Laser photoactivation
The combined system will include an adapter to integrate data from freely moving animals captured with Inscopix’ miniature microscopes with the multicolor laser scanning microscope data from immobilized animals.

Inscopix’ own software is said to be capable of co-registering images obtained from both types of equipment.

According to a blog post by Alice Stamatakis, senior lead scientist at Inscopix, in a proof-of-principle experiment the MIRA equipment was used to investigate medial prefrontal cortical (mPFC) circuitry during free behavior, in combination with a Zeiss Airyscan 880 confocal microscope.

Bruker is regarded as a pioneer in the use of two-photon techniques, with optical configurations allowing the use of rapidly pulsed infrared lasers to perform photoactivation and photostimulation with precise 3D localization.
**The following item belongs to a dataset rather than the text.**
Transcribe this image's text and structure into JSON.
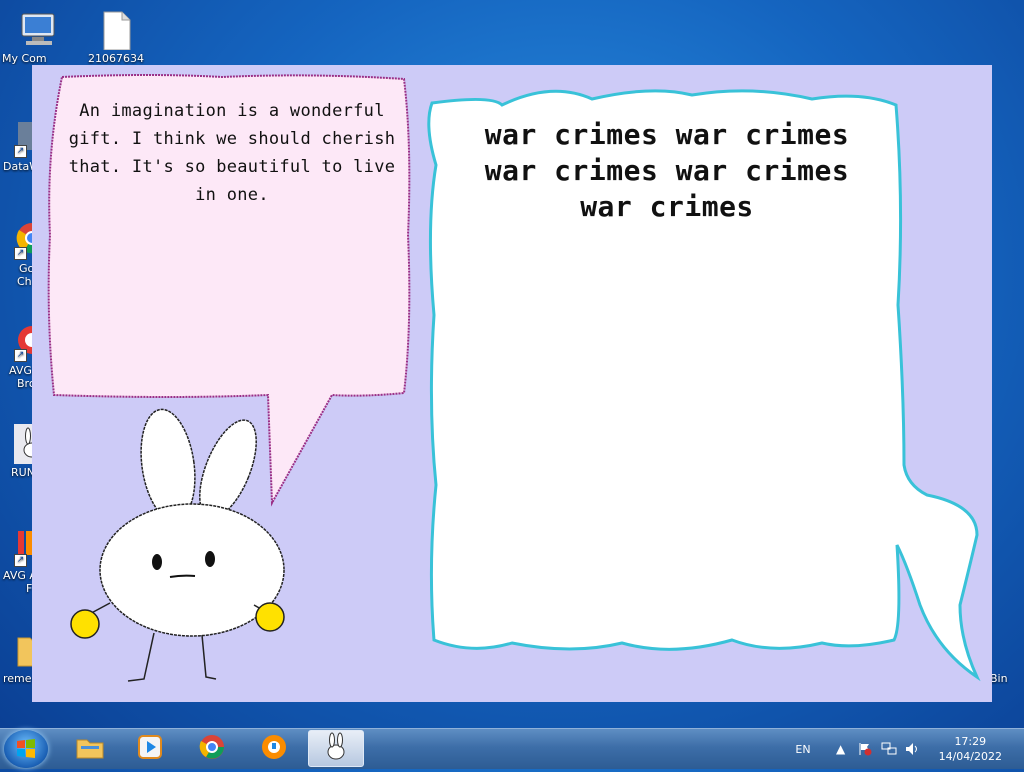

Among the leading research groups to have used Bruker’s equipment for neurophotonics and optogenetics work is Rafael Yuste’s team at Columbia University in New York. Yuste is the co-director of Columbia’s Kavli Institute for Brain Science.
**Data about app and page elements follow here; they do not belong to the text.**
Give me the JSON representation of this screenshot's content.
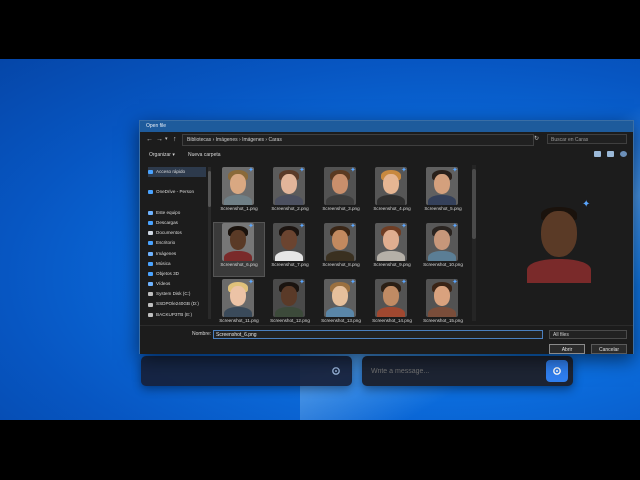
{
  "dialog": {
    "title": "Open file",
    "breadcrumb": [
      "Bibliotecas",
      "Imágenes",
      "Imágenes",
      "Caras"
    ],
    "search_placeholder": "Buscar en Caras",
    "organize_label": "Organizar ▾",
    "new_folder_label": "Nueva carpeta",
    "nav_items": [
      {
        "label": "Acceso rápido",
        "icon": "star-icon",
        "color": "#4aa3ff"
      },
      {
        "label": "",
        "icon": "",
        "color": ""
      },
      {
        "label": "OneDrive - Person",
        "icon": "cloud-icon",
        "color": "#4aa3ff"
      },
      {
        "label": "",
        "icon": "",
        "color": ""
      },
      {
        "label": "Este equipo",
        "icon": "computer-icon",
        "color": "#6fb3ff"
      },
      {
        "label": "Descargas",
        "icon": "download-icon",
        "color": "#4aa3ff"
      },
      {
        "label": "Documentos",
        "icon": "document-icon",
        "color": "#cfd8e3"
      },
      {
        "label": "Escritorio",
        "icon": "desktop-icon",
        "color": "#4aa3ff"
      },
      {
        "label": "Imágenes",
        "icon": "pictures-icon",
        "color": "#6fb3ff"
      },
      {
        "label": "Música",
        "icon": "music-icon",
        "color": "#4aa3ff"
      },
      {
        "label": "Objetos 3D",
        "icon": "cube-icon",
        "color": "#4aa3ff"
      },
      {
        "label": "Vídeos",
        "icon": "video-icon",
        "color": "#6fb3ff"
      },
      {
        "label": "System Disk (C:)",
        "icon": "drive-icon",
        "color": "#bfbfbf"
      },
      {
        "label": "SSDPOle240GB (D:)",
        "icon": "drive-icon",
        "color": "#bfbfbf"
      },
      {
        "label": "BACKUP3TB (E:)",
        "icon": "drive-icon",
        "color": "#bfbfbf"
      },
      {
        "label": "HD500GB (G:)",
        "icon": "drive-icon",
        "color": "#bfbfbf"
      },
      {
        "label": "SSD120 (H:)",
        "icon": "drive-icon",
        "color": "#bfbfbf"
      }
    ],
    "files": [
      {
        "name": "Screenshot_1.png",
        "skin": "#d9a882",
        "hair": "#8a6a3a",
        "shirt": "#6f7f86",
        "bg": "#6d6d6d"
      },
      {
        "name": "Screenshot_2.png",
        "skin": "#e2b59a",
        "hair": "#5a3a28",
        "shirt": "#4c5060",
        "bg": "#5b5b5b"
      },
      {
        "name": "Screenshot_3.png",
        "skin": "#c98f6c",
        "hair": "#5b3a22",
        "shirt": "#3d3d3d",
        "bg": "#525252"
      },
      {
        "name": "Screenshot_4.png",
        "skin": "#e6b693",
        "hair": "#c9893f",
        "shirt": "#2f2f2f",
        "bg": "#565656"
      },
      {
        "name": "Screenshot_5.png",
        "skin": "#d4a07d",
        "hair": "#2a201a",
        "shirt": "#34405a",
        "bg": "#606060"
      },
      {
        "name": "Screenshot_6.png",
        "skin": "#5a3a26",
        "hair": "#1a120c",
        "shirt": "#7a2a2a",
        "bg": "#777777"
      },
      {
        "name": "Screenshot_7.png",
        "skin": "#6b4430",
        "hair": "#1c1410",
        "shirt": "#e6e6e6",
        "bg": "#4e4e4e"
      },
      {
        "name": "Screenshot_8.png",
        "skin": "#c2895f",
        "hair": "#3a2616",
        "shirt": "#3a3020",
        "bg": "#565656"
      },
      {
        "name": "Screenshot_9.png",
        "skin": "#e0ae90",
        "hair": "#6e3d24",
        "shirt": "#b5b0a8",
        "bg": "#5a5a5a"
      },
      {
        "name": "Screenshot_10.png",
        "skin": "#c7977a",
        "hair": "#2a2420",
        "shirt": "#5b7e95",
        "bg": "#585858"
      },
      {
        "name": "Screenshot_11.png",
        "skin": "#ecc3a6",
        "hair": "#e0c17a",
        "shirt": "#3a4a5a",
        "bg": "#6a6a6a"
      },
      {
        "name": "Screenshot_12.png",
        "skin": "#5a3a28",
        "hair": "#1a1410",
        "shirt": "#3c4a3a",
        "bg": "#4a4a4a"
      },
      {
        "name": "Screenshot_13.png",
        "skin": "#e6c09c",
        "hair": "#9a7040",
        "shirt": "#5a86a8",
        "bg": "#5e5e5e"
      },
      {
        "name": "Screenshot_14.png",
        "skin": "#c08b64",
        "hair": "#2b1f15",
        "shirt": "#a04830",
        "bg": "#535353"
      },
      {
        "name": "Screenshot_15.png",
        "skin": "#d9a27e",
        "hair": "#3a2416",
        "shirt": "#7a4d3a",
        "bg": "#525252"
      }
    ],
    "file_name_label": "Nombre:",
    "file_name_value": "Screenshot_6.png",
    "filter_value": "All files",
    "open_label": "Abrir",
    "cancel_label": "Cancelar"
  },
  "chat": {
    "message_placeholder": "Write a message..."
  }
}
• A Los Angeles startup called Kernel, which is also developing photonics-based hardware for mapping brain activity, says it has closed a $53 million series C venture round.

Set up by serial entrepreneur Bryan Johnson, who has invested tens of millions of his own dollars into the firm, Kernel claims to have developed two key technologies, for detecting magnetic fields generated by neural activity in the brain, as well as blood flow.

Both of those rely on optics-based hardware - namely time-domain near-infrared spectroscopy (TD-NIRS) for blood flow, and “optically pumped magnetometry” - although the company admits it has not yet subjected any of the experimental work or findings generated by its hardware to peer review.

Seasoned investor Vinod Khosla, whose Khosla Ventures vehicle took part in the $53 million round, said in a Kernel announcement that the technology “now enables access to high-fidelity neural data at scale".

"Bryan and his team are building the next global platform of interconnectedness via brain interfaces,” Khosla added.